China Airlines Ltd (CAL, 中華航空), the nation’s largest air carrier, is scheduled to open a four-star hotel near Taiwan Taoyuan International Airport in November after almost two years of construction.
A company official, however, said yesterday that the Novotel Taipei Taoyuan International Airport Hotel was intended to provide transit accommodation for business travelers and flight crew rather than passengers.
“We do not count on the hotel to boost CAL profits,” Roger Han (韓梁中), head of CAL finance division, said by telephone. “Rather, it can help meet the needs of transit passengers, business travelers and crew members.”
Han said the nine-story, 360-room hotel would hire about 200 staff and help promote CAL’s service and internal training needs.
CAL and foreign airlines will be able to house their pilots and crew at the hotel, which is a five minutes’ drive from the airport, he said.
The Novotel Taoyuan International Airport Taipei is part of a 50-year build-operate-transfer (BOT) project CAL signed with the Civil Aeronautics Administration three years ago. In March 2007, the carrier signed a contract with France-based hotel management service provider Accor to manage the Novotel on its behalf.
Accor operates more than 4,000 hotels in 90 countries under various chain names. There are currently more than 400 Novotel hotels and resorts in the world.
Han declined to elaborate on the expected accommodation prospects for the hotel.

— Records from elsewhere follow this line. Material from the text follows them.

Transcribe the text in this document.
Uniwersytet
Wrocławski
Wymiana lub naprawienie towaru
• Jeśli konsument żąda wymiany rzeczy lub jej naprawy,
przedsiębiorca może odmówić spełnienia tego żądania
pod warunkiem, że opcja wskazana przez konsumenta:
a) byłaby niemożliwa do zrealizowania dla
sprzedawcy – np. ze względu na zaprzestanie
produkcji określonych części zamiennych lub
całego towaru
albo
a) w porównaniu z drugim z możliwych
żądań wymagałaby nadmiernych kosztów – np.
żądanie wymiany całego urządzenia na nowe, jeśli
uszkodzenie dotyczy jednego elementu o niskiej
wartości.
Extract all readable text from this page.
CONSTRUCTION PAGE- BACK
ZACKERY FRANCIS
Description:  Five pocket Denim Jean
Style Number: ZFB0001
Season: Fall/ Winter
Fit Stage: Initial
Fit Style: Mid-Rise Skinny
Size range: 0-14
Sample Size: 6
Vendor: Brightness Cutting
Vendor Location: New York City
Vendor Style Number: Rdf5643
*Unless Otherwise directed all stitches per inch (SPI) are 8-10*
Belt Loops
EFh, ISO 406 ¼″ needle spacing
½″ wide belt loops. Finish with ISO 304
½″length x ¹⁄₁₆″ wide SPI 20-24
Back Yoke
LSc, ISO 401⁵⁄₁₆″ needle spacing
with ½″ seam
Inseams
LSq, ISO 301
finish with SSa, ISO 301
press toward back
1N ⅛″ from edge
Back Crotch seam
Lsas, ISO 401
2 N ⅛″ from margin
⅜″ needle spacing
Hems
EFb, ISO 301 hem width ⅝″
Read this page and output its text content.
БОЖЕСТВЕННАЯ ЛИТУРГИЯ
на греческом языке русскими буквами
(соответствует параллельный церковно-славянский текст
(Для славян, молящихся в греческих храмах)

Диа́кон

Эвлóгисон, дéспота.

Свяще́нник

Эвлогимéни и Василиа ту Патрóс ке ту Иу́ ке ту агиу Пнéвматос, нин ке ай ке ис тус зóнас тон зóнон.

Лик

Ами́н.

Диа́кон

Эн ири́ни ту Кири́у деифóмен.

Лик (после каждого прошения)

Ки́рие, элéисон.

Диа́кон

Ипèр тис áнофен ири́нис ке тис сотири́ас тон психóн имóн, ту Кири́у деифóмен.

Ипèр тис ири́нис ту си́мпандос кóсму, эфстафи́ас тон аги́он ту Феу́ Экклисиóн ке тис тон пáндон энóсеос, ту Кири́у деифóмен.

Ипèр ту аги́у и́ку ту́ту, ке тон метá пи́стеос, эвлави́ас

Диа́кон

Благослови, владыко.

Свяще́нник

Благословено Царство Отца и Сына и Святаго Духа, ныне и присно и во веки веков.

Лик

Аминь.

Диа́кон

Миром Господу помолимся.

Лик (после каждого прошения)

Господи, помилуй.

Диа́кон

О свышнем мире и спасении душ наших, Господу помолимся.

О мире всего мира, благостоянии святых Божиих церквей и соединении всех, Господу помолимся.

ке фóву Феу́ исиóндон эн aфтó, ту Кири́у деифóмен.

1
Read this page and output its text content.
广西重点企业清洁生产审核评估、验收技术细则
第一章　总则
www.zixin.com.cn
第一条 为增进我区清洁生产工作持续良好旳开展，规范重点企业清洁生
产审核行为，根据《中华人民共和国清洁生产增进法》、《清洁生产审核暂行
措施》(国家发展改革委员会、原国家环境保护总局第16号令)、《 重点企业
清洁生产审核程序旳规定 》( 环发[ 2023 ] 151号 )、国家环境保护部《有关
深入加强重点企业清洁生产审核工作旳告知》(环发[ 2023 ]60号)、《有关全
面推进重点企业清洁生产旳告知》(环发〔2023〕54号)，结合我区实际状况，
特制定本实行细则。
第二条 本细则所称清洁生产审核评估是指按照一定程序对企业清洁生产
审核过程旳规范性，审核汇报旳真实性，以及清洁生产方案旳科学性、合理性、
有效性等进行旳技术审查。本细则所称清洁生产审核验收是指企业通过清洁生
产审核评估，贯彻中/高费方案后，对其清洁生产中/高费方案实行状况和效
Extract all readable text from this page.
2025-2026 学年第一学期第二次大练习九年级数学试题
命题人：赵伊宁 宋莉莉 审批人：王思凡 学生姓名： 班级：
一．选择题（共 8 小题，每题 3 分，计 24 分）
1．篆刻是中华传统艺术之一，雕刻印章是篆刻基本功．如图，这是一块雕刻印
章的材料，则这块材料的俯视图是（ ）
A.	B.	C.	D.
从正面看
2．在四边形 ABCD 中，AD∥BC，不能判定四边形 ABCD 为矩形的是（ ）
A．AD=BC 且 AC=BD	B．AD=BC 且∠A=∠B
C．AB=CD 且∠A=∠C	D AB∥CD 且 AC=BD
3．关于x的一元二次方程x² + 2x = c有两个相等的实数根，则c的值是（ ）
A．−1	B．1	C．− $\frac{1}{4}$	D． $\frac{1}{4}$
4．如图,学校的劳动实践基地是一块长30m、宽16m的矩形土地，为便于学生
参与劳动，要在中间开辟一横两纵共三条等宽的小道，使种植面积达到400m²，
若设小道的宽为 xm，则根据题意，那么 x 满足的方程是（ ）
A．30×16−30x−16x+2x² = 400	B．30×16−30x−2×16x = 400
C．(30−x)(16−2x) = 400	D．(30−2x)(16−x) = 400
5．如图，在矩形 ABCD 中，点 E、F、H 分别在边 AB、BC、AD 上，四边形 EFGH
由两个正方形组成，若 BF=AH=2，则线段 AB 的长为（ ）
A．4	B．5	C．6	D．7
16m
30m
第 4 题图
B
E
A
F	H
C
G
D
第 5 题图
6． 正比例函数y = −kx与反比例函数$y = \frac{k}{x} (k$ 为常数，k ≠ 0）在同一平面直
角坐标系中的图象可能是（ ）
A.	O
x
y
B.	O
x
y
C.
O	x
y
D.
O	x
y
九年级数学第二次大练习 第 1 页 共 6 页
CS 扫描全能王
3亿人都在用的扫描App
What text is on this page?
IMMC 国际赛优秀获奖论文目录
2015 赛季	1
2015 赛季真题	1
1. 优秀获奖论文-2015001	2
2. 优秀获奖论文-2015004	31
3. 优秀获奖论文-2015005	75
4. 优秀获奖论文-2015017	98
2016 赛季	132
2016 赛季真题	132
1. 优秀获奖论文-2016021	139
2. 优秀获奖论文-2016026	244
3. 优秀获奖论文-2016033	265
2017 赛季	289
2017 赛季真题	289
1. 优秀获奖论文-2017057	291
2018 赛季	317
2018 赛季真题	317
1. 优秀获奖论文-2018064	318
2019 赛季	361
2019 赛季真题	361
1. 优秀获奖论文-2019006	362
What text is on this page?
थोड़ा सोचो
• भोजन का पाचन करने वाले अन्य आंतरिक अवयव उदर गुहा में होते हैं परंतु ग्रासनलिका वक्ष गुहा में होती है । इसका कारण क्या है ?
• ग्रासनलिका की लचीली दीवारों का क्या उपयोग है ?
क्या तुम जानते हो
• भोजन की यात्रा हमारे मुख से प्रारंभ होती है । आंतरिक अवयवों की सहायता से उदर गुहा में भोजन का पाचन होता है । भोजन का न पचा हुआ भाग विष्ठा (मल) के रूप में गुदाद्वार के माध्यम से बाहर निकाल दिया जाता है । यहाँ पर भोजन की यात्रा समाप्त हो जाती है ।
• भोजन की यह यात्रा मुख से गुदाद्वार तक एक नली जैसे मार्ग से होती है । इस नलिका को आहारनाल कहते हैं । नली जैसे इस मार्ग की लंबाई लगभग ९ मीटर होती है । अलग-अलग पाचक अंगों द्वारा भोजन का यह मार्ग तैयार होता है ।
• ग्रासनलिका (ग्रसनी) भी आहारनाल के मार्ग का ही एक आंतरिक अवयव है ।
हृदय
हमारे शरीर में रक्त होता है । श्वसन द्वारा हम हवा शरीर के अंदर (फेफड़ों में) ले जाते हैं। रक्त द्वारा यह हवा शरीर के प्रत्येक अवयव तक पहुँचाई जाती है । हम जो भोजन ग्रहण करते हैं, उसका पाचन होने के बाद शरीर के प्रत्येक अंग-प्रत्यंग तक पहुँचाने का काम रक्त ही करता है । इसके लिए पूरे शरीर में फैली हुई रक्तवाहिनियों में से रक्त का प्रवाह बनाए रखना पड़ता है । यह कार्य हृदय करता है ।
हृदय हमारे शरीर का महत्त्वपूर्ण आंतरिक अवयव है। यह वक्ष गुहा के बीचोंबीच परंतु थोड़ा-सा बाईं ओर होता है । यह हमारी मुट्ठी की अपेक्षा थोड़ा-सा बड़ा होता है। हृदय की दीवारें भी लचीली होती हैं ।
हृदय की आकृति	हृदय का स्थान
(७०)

He said that despite what was said in an announcement in 2007, CAL had no plan to build another Novotel hotel.
Aside from the hotel building, the three-building complex — located about 1.5km from the airport — will also house CAL’s corporate headquarters as well as a crew training and dispatch center.
The construction costs for the entire project are estimated at NT$4.5 billion (US$137 million), with the hotel accounting for NT$1.5 billion, Han said.
CAL plans to move its headquarters to the complex in February and lease out the six floors it occupies at the headquarters on Nanjing E Road, Han said, adding that the company expects to collect NT$7 million, or NT$2,000 per ping (3.2m²), in rental income a month.